S01K06 Pizzapalooza

Keto Pizza

Here are the 4 crusts I’m planning to make today:

  • Cauliflower Crust
  • Fathead Crust
  • Pure Cheese Crust
  • Headbanger Crust

I’ve made all of these before, and they each have their pros and cons.
Here are the rough notes from my personal book:

 

Cauliflower Crust:

3 cups of riced cauliflower – bake in oven 350 for 10 minutes, drain – cheesecloth it

stir in
2 eggs
1/2 cup mozzarella cheese
2 tbsp parmesan
1 tbsp rando pizza spices
salt and pepper

doughball it up
bake on spready sheet 12-15 mins 350, golden

top with toppings, cheese, bake until cheese melts, 5 mins
6 slices, 2 net carbs 79 cals 4.7g fat

 

Fathead Crust:

1.75 cup mozzarella
2 tbsp cream cheese
3/4 cup almond flour
warm it up (microwaves are fantastic for this), stir everything together
add 1 egg

bake @350 12-15 minutes
put on toppings
bake another 5-10 minutes/golden brown

6 slices, 1 net carb 143 cals 11.1g fat

 

Pure Cheese Crust:

This is basically a giant chaffle.

4 eggs
3 c shredded mozzarella
1/4 c parmesan
bake 425F 12-15 mins – until golden

spread sauce, 1 c mozzarella, toppings
bake another 15 minutes

6 slices, .8 net carb 225 calories 16.4 fat

 

Headbanger Crust:

https://headbangerskitchen.com/recipe/keto-pizza-no-egg/

25g almond flour

50g shredded mozza

20g cream cheese

In a microwave safe bowl add in 50g of the shredded mozzarella and the cream cheese and microwave for 30 seconds or till melted. Season with salt and add in the almond flour and mix well to form the dough.
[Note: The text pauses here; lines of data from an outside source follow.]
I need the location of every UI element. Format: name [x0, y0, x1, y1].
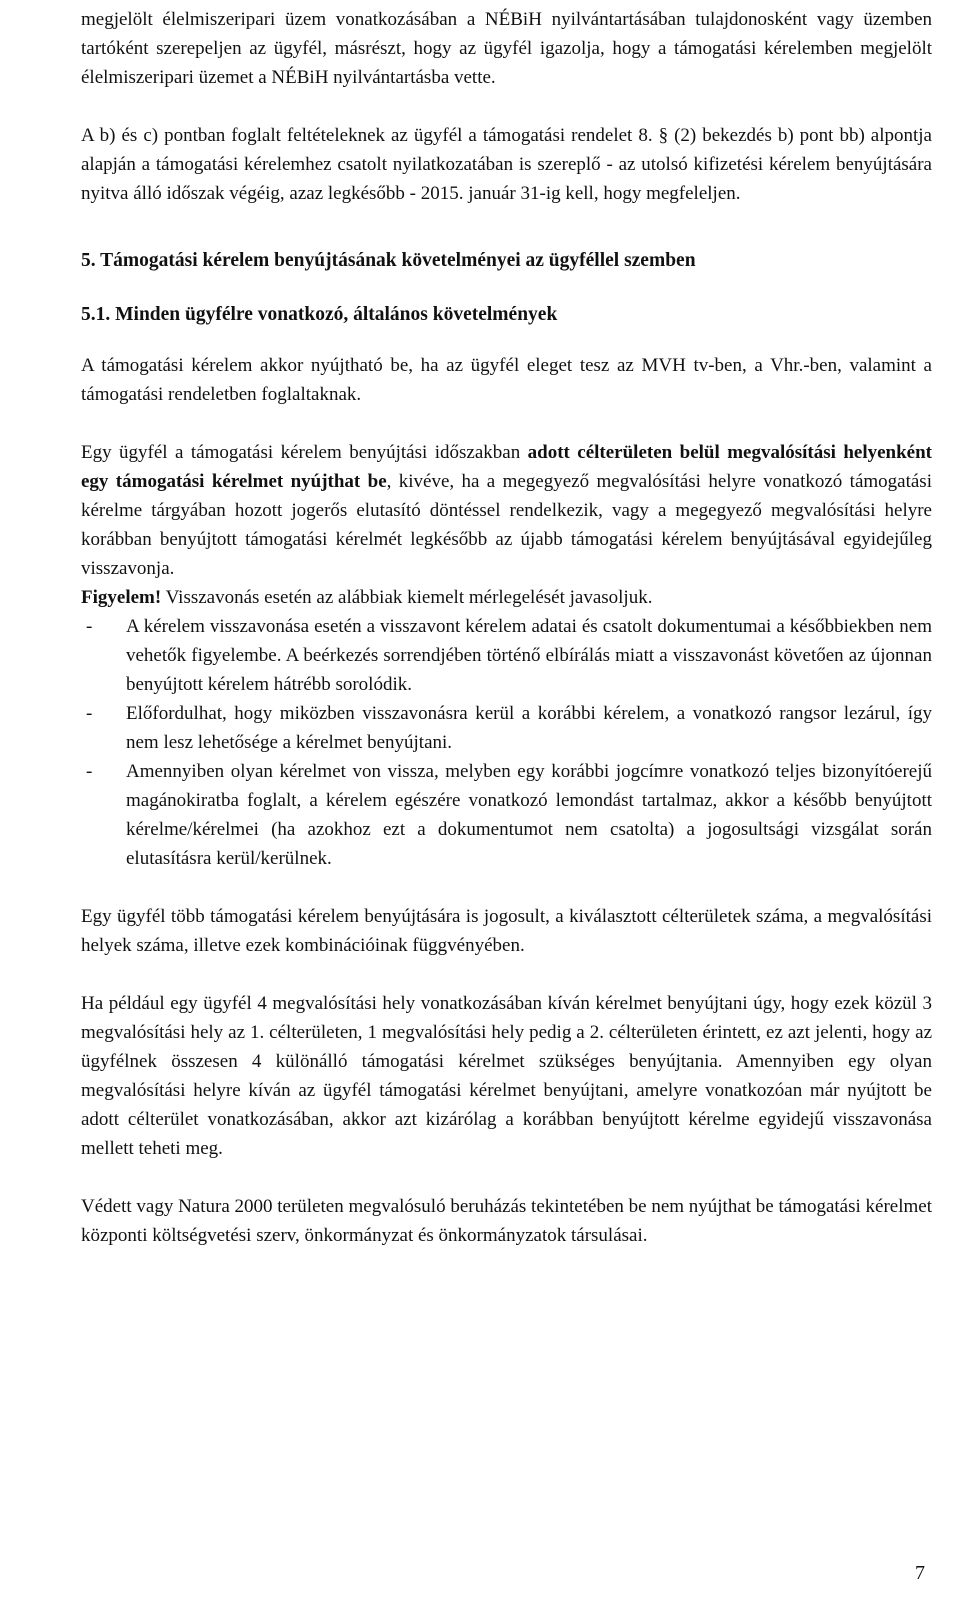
bullet-dash: -	[86, 703, 93, 724]
bullet-text-1: A kérelem visszavonása esetén a visszavont kérelem adatai és csatolt dokumentumai a későbbiekben nem vehetők figyelembe. A beérkezés sorrendjében történő elbírálás miatt a visszavonást követően az újonnan benyújtott kérelem hátrébb sorolódik.	[126, 616, 932, 695]
p4-start: Egy ügyfél a támogatási kérelem benyújtási időszakban	[81, 442, 528, 463]
bullet-text-2: Előfordulhat, hogy miközben visszavonásra kerül a korábbi kérelem, a vonatkozó rangsor lezárul, így nem lesz lehetősége a kérelmet benyújtani.	[126, 703, 932, 753]
warning-text: Visszavonás esetén az alábbiak kiemelt mérlegelését javasoljuk.	[161, 587, 653, 608]
p4-bold-text: adott célterületen belül megvalósítási helyenként egy támogatási kérelmet nyújthat be	[81, 442, 932, 492]
paragraph-warning	[81, 583, 932, 612]
paragraph-general-requirements: A támogatási kérelem akkor nyújtható be, ha az ügyfél eleget tesz az MVH tv-ben, a Vhr.-ben, valamint a támogatási rendeletben foglaltaknak.	[81, 355, 932, 405]
paragraph-conditions-deadline: A b) és c) pontban foglalt feltételeknek az ügyfél a támogatási rendelet 8. § (2) bekezdés b) pont bb) alpontja alapján a támogatási kérelemhez csatolt nyilatkozatában is szereplő - az utolsó kifizetési kérelem benyújtására nyitva álló időszak végéig, azaz legkésőbb - 2015. január 31-ig kell, hogy megfeleljen.	[81, 125, 932, 204]
paragraph-one-application-rule	[81, 438, 932, 583]
paragraph-multiple-applications: Egy ügyfél több támogatási kérelem benyújtására is jogosult, a kiválasztott célterületek száma, a megvalósítási helyek száma, illetve ezek kombinációinak függvényében.	[81, 906, 932, 956]
paragraph-natura-2000: Védett vagy Natura 2000 területen megvalósuló beruházás tekintetében be nem nyújthat be támogatási kérelmet központi költségvetési szerv, önkormányzat és önkormányzatok társulásai.	[81, 1196, 933, 1246]
warning-label: Figyelem!	[81, 587, 162, 608]
paragraph-example: Ha például egy ügyfél 4 megvalósítási hely vonatkozásában kíván kérelmet benyújtani úgy, hogy ezek közül 3 megvalósítási hely az 1. célterületen, 1 megvalósítási hely pedig a 2. célterületen érintett, ez azt jelenti, hogy az ügyfélnek összesen 4 különálló támogatási kérelmet szükséges benyújtania. Amennyiben egy olyan megvalósítási helyre kíván az ügyfél támogatási kérelmet benyújtani, amelyre vonatkozóan már nyújtott be adott célterület vonatkozásában, akkor azt kizárólag a korábban benyújtott kérelme egyidejű visszavonása mellett teheti meg.	[81, 993, 932, 1159]
bullet-item-2	[81, 699, 932, 757]
document-page	[81, 5, 932, 1250]
bullet-dash: -	[86, 616, 93, 637]
paragraph-nebih-registration: megjelölt élelmiszeripari üzem vonatkozásában a NÉBiH nyilvántartásában tulajdonosként vagy üzemben tartóként szerepeljen az ügyfél, másrészt, hogy az ügyfél igazolja, hogy a támogatási kérelemben megjelölt élelmiszeripari üzemet a NÉBiH nyilvántartásba vette.	[81, 9, 932, 88]
bullet-text-3: Amennyiben olyan kérelmet von vissza, melyben egy korábbi jogcímre vonatkozó teljes bizonyítóerejű magánokiratba foglalt, a kérelem egészére vonatkozó lemondást tartalmaz, akkor a később benyújtott kérelme/kérelmei (ha azokhoz ezt a dokumentumot nem csatolta) a jogosultsági vizsgálat során elutasításra kerül/kerülnek.	[126, 761, 932, 869]
page-number: 7	[915, 1562, 925, 1584]
bullet-item-3	[81, 757, 932, 873]
bullet-item-1	[81, 612, 932, 699]
bullet-dash: -	[86, 761, 93, 782]
p4-end: , kivéve, ha a megegyező megvalósítási helyre vonatkozó támogatási kérelme tárgyában hozott jogerős elutasító döntéssel rendelkezik, vagy a megegyező megvalósítási helyre korábban benyújtott támogatási kérelmét legkésőbb az újabb támogatási kérelem benyújtásával egyidejűleg visszavonja.	[81, 471, 932, 579]
section-heading-5-1: 5.1. Minden ügyfélre vonatkozó, általános követelmények	[81, 304, 558, 325]
section-heading-5: 5. Támogatási kérelem benyújtásának követelményei az ügyféllel szemben	[81, 250, 696, 271]
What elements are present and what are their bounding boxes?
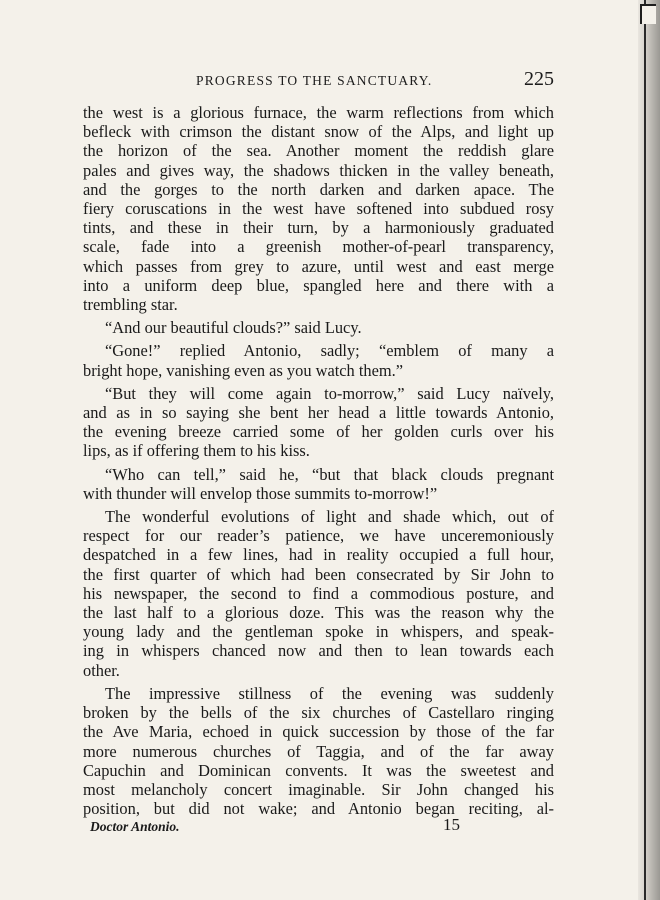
text-line: broken by the bells of the six churches of Castellaro ringing (83, 703, 554, 723)
paragraph-5 (83, 465, 554, 503)
body-text (83, 103, 554, 822)
text-line: the evening breeze carried some of her golden curls over his (83, 422, 554, 442)
text-line: ing in whispers chanced now and then to lean towards each (83, 641, 554, 661)
text-line: more numerous churches of Taggia, and of the far away (83, 741, 554, 761)
text-line: his newspaper, the second to find a commodious posture, and (83, 583, 554, 603)
signature-title: Doctor Antonio. (90, 819, 180, 834)
text-line: Capuchin and Dominican convents. It was the sweetest and (83, 760, 554, 780)
text-line: tints, and these in their turn, by a harmoniously graduated (83, 218, 554, 238)
paragraph-4 (83, 384, 554, 461)
text-line: The impressive stillness of the evening was suddenly (105, 683, 554, 703)
text-line: despatched in a few lines, had in reality occupied a full hour, (83, 545, 554, 565)
paragraph-6 (83, 507, 554, 680)
text-line: pales and gives way, the shadows thicken in the valley beneath, (83, 160, 554, 180)
page-footer (88, 815, 468, 841)
text-line: the last half to a glorious doze. This was the reason why the (83, 603, 554, 623)
text-line: the west is a glorious furnace, the warm reflections from which (83, 103, 554, 122)
text-line: “Who can tell,” said he, “but that black clouds pregnant (105, 464, 554, 484)
text-line: with thunder will envelop those summits to-morrow!” (83, 483, 438, 503)
text-line: respect for our reader’s patience, we have unceremoniously (83, 526, 554, 546)
text-line: and as in so saying she bent her head a little towards Antonio, (83, 403, 554, 423)
text-line: “And our beautiful clouds?” said Lucy. (105, 318, 362, 338)
paragraph-2 (83, 318, 554, 337)
paragraph-7 (83, 684, 554, 818)
text-line: befleck with crimson the distant snow of the Alps, and light up (83, 122, 554, 142)
binding-line (644, 0, 646, 900)
text-line: other. (83, 660, 120, 680)
binding-corner (640, 4, 656, 24)
text-line: most melancholy concert imaginable. Sir John changed his (83, 779, 554, 799)
text-line: “Gone!” replied Antonio, sadly; “emblem of many a (105, 341, 554, 361)
text-line: trembling star. (83, 295, 178, 315)
signature-mark: 15 (443, 815, 460, 834)
text-line: lips, as if offering them to his kiss. (83, 441, 310, 461)
paragraph-3 (83, 341, 554, 379)
running-title: PROGRESS TO THE SANCTUARY. (196, 73, 433, 88)
text-line: The wonderful evolutions of light and shade which, out of (105, 507, 554, 527)
text-line: which passes from grey to azure, until west and east merge (83, 256, 554, 276)
text-line: bright hope, vanishing even as you watch them.” (83, 360, 403, 380)
text-line: the first quarter of which had been consecrated by Sir John to (83, 564, 554, 584)
text-line: fiery coruscations in the west have softened into subdued rosy (83, 199, 554, 219)
page-number: 225 (524, 68, 554, 90)
text-line: position, but did not wake; and Antonio began reciting, al- (83, 799, 554, 819)
page-binding-edge (638, 0, 660, 900)
text-line: and the gorges to the north darken and darken apace. The (83, 179, 554, 199)
text-line: young lady and the gentleman spoke in whispers, and speak- (83, 622, 554, 642)
paragraph-1 (83, 103, 554, 314)
text-line: into a uniform deep blue, spangled here and there with a (83, 275, 554, 295)
text-line: the horizon of the sea. Another moment the reddish glare (83, 141, 554, 161)
text-line: the Ave Maria, echoed in quick succession by those of the far (83, 722, 554, 742)
running-head (84, 68, 554, 92)
text-line: “But they will come again to-morrow,” said Lucy naïvely, (105, 383, 554, 403)
text-line: scale, fade into a greenish mother-of-pearl transparency, (83, 237, 554, 257)
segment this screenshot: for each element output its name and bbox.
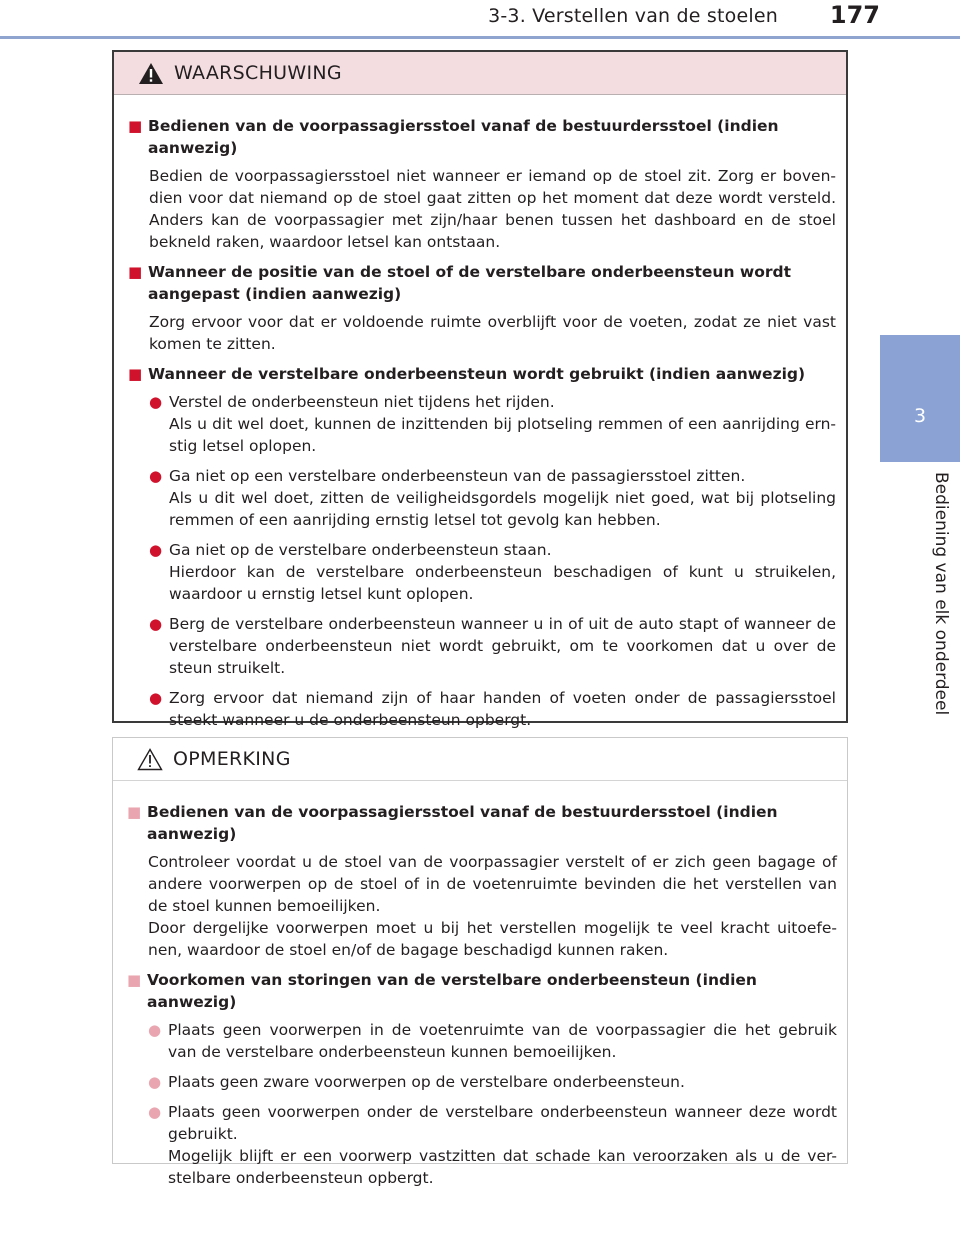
list-item: ● Plaats geen voorwerpen in de voetenruimte van de voorpassagier die het gebruik van de verstelbare onderbeensteun kunnen bemoeilijken. [148,1021,837,1061]
note-section-title: ■ Bedienen van de voorpassagiersstoel vanaf de bestuurdersstoel (indien aanwezig) [127,803,778,843]
note-label: OPMERKING [173,748,291,770]
notice-triangle-icon [137,748,163,771]
warning-section-title: ■ Wanneer de positie van de stoel of de verstelbare onderbeensteun wordt aangepast (indien aanwezig) [128,263,792,303]
warning-triangle-icon [138,62,164,85]
list-item: ● Zorg ervoor dat niemand zijn of haar handen of voeten onder de passagiersstoel steekt wanneer u de onderbeensteun opbergt. [149,689,836,729]
warning-section-title: ■ Wanneer de verstelbare onderbeensteun wordt gebruikt (indien aanwezig) [128,365,806,383]
note-header [113,738,847,781]
round-bullet-icon: ● [148,1103,162,1121]
list-item: ● Ga niet op de verstelbare onderbeensteun staan. Hierdoor kan de verstelbare onderbeensteun beschadigen of kunt u struikelen, waardoor u ernstig letsel kunt oplopen. [149,541,836,603]
round-bullet-icon: ● [149,393,163,411]
note-paragraph: Controleer voordat u de stoel van de voorpassagier verstelt of er zich geen bagage of andere voorwerpen op de stoel of in de voetenruimte bevinden die het verstellen van de stoel kunnen bemoeilijken. Door dergelijke voorwerpen moet u bij het verstellen mogelijk te veel kracht uitoefe-nen, waardoor de stoel en/of de bagage beschadigd kunnen raken. [148,853,837,959]
warning-section-title: ■ Bedienen van de voorpassagiersstoel vanaf de bestuurdersstoel (indien aanwezig) [128,117,779,157]
section-title: 3-3. Verstellen van de stoelen [488,5,778,27]
chapter-tab [880,335,960,462]
warning-label: WAARSCHUWING [174,62,342,84]
warning-paragraph: Bedien de voorpassagiersstoel niet wanneer er iemand op de stoel zit. Zorg er boven-dien voor dat niemand op de stoel gaat zitten op het moment dat deze wordt versteld. Anders kan de voorpassagier met zijn/haar benen tussen het dashboard en de stoel bekneld raken, waardoor letsel kan ontstaan. [149,167,836,251]
round-bullet-icon: ● [149,541,163,559]
warning-header [114,52,846,95]
chapter-label: Bediening van elk onderdeel [931,472,951,716]
list-item: ● Plaats geen voorwerpen onder de verstelbare onderbeensteun wanneer deze wordt gebruikt. Mogelijk blijft er een voorwerp vastzitten dat schade kan veroorzaken als u de ver-stelbare onderbeensteun opbergt. [148,1103,837,1187]
square-bullet-icon: ■ [128,365,143,383]
square-bullet-icon: ■ [128,263,143,281]
square-bullet-icon: ■ [128,117,143,135]
square-bullet-icon: ■ [127,803,142,821]
round-bullet-icon: ● [149,689,163,707]
note-box [112,737,848,1187]
warning-box [112,50,848,729]
list-item: ● Ga niet op een verstelbare onderbeensteun van de passagiersstoel zitten. Als u dit wel doet, zitten de veiligheidsgordels mogelijk niet goed, wat bij plotseling remmen of een aanrijding ernstig letsel tot gevolg kan hebben. [149,467,836,529]
list-item: ● Verstel de onderbeensteun niet tijdens het rijden. Als u dit wel doet, kunnen de inzittenden bij plotseling remmen of een aanrijding ern-stig letsel oplopen. [149,393,836,455]
round-bullet-icon: ● [148,1021,162,1039]
note-section-title: ■ Voorkomen van storingen van de verstelbare onderbeensteun (indien aanwezig) [127,971,757,1011]
list-item: ● Plaats geen zware voorwerpen op de verstelbare onderbeensteun. [148,1073,685,1091]
round-bullet-icon: ● [148,1073,162,1091]
round-bullet-icon: ● [149,467,163,485]
page-number: 177 [829,1,880,29]
warning-paragraph: Zorg ervoor voor dat er voldoende ruimte overblijft voor de voeten, zodat ze niet vast komen te zitten. [149,313,836,353]
page-header [0,0,960,39]
chapter-number: 3 [913,405,927,427]
square-bullet-icon: ■ [127,971,142,989]
round-bullet-icon: ● [149,615,163,633]
list-item: ● Berg de verstelbare onderbeensteun wanneer u in of uit de auto stapt of wanneer de verstelbare onderbeensteun niet wordt gebruikt, om te voorkomen dat u over de steun struikelt. [149,615,836,677]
Pre heat your oven to 200C/400F and then line your baking tray with parchment paper or a silpat of some sort. Then shape the dough with wet hands to form the crust on the paper.

Then bake for 7-8 min or till golden brown. Remove and then flip the base over, top with the sauce, remaining 50g of cheese and the pepperoni.

Return to the oven with the broiler setting to melt the cheese. Cut into 4 pieces and serve. This recipe makes 1 serving or 1 personal pan size pizza.

4 slices/1 personal pan, .55g/2.2 net carbs, 56.5/226 cals, 4.975/19.9 fat

 

“Alfredo sauce”:

I made way too much. I used about 3 tbsp per pizza so just over 1/3 of a cup is what you’ll likely need for 2 pizzas, which is a quarter of the amount I made on the stream. You can also throw in a tsp of dried oregano, or your favourite blend of Italian seasoning

1 cup heavy whipping cream (1/4 cup)
4 oz cream cheese (1 oz)
3 cloves of minced garlic (1 clove)
Heated up in a small pot on med-low heat, make sure it doesn’t boil. Keep it just under a simmer, stir regularly, and let it thicken up. I let this cook/reduce for something like 30-45 minutes. It also makes for a great dipping sauce for the extra bread I had left over. It cools to a great spreadable consistency at room temperature.

I used this instead of tomato paste for the chicken pizzas.